Personal data exposed in the hack include email addresses and phone numbers.
Russia's Lavrov Accuses US of 'Solo Breakdancing'
And in the announcement Thursday, State Department spokeswoman Heather Nauert said this was another step "in the spirit of parity invoked by the Russians ".
Instagram admitted the security bug in a letter today, though it downplayed how many users had been affected. But before they could release the update, hackers have attacked on millions of accounts including the high profile celebrities. However, hackers are always working on the ways to hack accounts and they did the same with Instagram. No passwords or other Instagram activity was revealed. "Instagram clearly hasn't yet understood the full impact of this bug", one of the people behind the site, dubbed 'Doxagram, ' told The Daily Beast...
Per the Verge, cybersecurity firm RepKnight said supposed contact information for a number of celebrities featured on Doxagram was circulating on the dark web, ranging from Hollywood celebs like Emma Watson and Leonardo DiCaprio to musician Harry Styles and boxer Floyd Mayweather.

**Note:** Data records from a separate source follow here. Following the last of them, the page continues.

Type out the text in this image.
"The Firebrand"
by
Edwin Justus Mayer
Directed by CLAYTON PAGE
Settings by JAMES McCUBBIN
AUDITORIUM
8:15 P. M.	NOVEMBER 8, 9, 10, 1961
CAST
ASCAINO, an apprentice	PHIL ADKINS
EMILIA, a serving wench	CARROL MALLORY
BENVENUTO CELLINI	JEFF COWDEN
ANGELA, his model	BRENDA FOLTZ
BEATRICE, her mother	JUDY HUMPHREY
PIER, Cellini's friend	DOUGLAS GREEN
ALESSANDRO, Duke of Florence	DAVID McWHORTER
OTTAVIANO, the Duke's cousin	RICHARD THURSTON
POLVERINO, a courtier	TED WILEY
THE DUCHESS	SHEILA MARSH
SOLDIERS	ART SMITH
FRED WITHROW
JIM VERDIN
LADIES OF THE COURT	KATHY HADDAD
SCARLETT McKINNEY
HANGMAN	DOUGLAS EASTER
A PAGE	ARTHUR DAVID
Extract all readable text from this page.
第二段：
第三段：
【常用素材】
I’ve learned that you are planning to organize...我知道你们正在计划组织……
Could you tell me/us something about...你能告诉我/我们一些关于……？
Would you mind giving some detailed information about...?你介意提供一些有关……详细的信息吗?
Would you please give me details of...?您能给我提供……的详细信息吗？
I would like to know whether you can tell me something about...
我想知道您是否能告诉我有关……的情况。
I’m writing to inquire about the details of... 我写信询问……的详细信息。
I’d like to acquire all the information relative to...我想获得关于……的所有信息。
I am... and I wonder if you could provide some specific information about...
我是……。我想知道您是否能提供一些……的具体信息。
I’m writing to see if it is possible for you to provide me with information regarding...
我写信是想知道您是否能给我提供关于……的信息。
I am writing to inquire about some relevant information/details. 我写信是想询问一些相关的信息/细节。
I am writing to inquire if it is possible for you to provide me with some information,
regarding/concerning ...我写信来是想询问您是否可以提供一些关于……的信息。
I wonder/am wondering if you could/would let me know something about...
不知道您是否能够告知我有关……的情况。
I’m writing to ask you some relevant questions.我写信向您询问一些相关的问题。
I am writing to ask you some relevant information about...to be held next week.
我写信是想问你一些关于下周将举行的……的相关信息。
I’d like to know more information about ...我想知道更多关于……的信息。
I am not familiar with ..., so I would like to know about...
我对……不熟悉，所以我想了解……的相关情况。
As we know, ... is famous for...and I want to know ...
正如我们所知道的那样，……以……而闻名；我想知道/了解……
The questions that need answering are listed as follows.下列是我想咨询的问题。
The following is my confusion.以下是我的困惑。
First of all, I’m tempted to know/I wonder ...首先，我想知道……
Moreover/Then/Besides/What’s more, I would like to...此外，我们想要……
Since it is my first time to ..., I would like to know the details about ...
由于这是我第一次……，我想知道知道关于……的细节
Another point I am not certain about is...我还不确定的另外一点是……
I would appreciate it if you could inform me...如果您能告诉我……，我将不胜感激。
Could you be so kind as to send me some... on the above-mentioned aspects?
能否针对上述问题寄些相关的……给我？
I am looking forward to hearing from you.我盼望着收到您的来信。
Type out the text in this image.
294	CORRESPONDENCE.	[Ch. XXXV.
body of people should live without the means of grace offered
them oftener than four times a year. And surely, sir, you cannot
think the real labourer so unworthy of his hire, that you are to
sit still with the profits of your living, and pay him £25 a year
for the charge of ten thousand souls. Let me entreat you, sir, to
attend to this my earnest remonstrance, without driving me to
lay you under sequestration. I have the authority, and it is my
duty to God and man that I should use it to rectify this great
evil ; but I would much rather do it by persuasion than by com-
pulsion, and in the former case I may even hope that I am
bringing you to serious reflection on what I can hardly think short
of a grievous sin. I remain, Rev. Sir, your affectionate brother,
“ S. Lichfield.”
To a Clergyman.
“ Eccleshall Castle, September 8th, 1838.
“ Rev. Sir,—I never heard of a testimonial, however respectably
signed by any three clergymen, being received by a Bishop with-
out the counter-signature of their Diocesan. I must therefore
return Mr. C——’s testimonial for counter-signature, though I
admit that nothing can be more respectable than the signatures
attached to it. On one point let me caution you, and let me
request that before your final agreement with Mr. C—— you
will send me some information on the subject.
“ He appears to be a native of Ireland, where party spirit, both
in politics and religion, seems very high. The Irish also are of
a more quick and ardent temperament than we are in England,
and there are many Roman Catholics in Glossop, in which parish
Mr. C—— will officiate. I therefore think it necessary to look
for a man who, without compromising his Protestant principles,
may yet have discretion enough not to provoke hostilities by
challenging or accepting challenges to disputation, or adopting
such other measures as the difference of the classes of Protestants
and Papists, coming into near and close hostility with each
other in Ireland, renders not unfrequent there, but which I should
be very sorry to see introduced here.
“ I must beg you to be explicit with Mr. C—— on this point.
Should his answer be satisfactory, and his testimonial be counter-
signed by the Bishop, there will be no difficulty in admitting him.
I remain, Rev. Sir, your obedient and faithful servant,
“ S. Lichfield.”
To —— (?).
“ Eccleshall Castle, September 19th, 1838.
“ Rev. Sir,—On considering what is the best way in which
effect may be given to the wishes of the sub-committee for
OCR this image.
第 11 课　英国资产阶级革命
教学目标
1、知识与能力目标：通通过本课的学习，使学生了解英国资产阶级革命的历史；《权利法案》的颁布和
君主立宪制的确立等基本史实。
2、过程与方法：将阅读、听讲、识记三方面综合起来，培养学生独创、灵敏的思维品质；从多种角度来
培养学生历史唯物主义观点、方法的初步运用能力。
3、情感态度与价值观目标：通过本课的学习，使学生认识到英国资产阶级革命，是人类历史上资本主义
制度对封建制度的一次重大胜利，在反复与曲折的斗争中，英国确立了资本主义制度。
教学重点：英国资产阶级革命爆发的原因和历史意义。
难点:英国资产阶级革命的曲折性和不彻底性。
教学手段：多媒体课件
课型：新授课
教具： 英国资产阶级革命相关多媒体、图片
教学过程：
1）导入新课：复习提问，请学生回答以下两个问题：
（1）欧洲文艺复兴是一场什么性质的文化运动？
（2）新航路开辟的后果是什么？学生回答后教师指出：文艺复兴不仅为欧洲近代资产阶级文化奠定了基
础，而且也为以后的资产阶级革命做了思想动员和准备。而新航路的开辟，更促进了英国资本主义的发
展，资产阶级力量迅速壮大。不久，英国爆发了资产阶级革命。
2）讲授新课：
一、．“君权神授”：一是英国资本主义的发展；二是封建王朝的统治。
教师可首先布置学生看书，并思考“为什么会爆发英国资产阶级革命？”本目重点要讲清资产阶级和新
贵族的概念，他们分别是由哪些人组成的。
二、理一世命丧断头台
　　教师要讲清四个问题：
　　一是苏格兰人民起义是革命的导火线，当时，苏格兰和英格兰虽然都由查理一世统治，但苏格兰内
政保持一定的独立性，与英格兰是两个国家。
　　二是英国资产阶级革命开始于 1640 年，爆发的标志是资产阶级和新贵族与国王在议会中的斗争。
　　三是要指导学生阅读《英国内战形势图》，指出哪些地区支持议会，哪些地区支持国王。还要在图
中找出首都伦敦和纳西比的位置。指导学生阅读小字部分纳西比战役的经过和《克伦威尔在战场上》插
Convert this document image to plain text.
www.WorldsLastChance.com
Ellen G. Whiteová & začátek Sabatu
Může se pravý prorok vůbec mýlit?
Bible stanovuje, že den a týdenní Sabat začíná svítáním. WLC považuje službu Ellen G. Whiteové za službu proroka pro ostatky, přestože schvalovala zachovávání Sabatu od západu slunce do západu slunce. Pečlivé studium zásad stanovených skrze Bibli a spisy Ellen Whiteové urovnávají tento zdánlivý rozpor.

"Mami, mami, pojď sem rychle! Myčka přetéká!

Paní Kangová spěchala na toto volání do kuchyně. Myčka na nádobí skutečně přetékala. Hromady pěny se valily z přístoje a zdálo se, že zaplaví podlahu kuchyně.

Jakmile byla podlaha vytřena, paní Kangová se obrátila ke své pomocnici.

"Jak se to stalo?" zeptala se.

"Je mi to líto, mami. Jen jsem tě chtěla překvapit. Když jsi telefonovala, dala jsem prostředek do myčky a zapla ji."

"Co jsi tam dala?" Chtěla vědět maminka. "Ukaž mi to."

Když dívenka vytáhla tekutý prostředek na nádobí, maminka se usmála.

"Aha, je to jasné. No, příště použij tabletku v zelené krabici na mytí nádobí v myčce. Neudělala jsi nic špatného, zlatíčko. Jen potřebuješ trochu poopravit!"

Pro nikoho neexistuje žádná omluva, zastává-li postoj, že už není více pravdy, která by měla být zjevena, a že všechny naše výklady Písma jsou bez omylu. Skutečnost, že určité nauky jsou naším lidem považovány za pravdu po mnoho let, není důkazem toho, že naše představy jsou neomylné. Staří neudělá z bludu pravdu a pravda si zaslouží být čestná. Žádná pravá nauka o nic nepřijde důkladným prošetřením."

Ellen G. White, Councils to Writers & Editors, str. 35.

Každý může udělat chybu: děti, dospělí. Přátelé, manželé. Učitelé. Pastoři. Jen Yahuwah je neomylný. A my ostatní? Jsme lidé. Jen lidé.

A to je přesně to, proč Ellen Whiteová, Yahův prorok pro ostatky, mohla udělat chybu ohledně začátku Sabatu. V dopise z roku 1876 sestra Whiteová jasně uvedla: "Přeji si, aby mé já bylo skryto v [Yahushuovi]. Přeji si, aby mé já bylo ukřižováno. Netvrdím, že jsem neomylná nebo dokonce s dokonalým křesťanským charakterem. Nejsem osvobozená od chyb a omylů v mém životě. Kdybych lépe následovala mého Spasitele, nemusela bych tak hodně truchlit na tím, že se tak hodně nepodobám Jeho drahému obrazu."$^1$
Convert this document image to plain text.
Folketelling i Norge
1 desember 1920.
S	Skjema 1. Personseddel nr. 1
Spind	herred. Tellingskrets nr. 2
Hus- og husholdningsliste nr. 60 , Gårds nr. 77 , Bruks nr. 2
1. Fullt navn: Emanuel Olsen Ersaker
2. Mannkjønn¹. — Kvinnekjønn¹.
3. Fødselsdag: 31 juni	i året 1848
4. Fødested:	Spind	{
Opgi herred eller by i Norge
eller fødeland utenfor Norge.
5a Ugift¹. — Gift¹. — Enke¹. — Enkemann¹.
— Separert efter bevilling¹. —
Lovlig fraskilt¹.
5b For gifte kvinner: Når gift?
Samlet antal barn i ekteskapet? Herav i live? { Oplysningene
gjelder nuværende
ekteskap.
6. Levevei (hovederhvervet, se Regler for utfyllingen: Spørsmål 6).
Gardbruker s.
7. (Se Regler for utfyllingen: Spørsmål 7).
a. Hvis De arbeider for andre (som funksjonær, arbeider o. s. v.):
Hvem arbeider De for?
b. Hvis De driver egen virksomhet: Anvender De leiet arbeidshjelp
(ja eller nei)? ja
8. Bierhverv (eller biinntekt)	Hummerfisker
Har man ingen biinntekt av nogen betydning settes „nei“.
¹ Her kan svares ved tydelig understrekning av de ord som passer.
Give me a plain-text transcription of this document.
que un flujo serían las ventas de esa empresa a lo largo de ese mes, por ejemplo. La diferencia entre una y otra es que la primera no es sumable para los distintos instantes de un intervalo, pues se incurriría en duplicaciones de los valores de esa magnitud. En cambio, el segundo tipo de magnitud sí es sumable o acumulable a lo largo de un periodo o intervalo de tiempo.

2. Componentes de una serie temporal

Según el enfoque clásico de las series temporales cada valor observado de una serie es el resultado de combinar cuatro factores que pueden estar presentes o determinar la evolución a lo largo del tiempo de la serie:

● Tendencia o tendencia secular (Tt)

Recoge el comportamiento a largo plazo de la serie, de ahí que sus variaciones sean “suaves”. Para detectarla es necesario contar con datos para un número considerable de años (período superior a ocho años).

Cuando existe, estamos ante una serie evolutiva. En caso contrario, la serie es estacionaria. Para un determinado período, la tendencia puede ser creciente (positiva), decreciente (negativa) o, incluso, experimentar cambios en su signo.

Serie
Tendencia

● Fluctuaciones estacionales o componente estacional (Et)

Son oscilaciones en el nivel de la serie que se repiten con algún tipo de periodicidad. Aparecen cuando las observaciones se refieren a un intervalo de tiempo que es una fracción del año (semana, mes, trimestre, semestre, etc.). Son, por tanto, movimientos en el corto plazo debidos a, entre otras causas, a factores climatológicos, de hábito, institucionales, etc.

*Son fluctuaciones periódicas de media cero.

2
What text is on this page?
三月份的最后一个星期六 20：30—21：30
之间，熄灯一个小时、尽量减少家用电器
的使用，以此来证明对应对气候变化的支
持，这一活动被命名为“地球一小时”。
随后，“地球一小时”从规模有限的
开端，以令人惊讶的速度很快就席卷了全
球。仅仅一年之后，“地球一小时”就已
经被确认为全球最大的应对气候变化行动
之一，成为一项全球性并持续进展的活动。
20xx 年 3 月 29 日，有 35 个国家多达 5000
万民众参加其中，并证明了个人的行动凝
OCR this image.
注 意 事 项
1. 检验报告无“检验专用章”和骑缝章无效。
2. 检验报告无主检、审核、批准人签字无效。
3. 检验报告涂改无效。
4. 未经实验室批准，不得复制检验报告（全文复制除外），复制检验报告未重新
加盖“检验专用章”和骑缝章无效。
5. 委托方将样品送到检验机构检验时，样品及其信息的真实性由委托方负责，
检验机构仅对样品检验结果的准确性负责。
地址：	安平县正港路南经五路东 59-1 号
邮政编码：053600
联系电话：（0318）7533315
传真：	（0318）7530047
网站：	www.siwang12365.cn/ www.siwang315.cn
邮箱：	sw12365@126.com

"Although we can not determine which specific accounts may have been impacted, we believe it was a low percentage of Instagram accounts", a spokesperson told Mashable. Krieger wrote, "Protecting the community has been important at Instagram from day one, and we're constantly working to make Instagram a safer place".
Instagram discovered that a bug in their application's programming interface, was to blame for the latest hacking reports. It's highly probable that after this per-request-sale, hackers will try to sell the entire data dump altogether.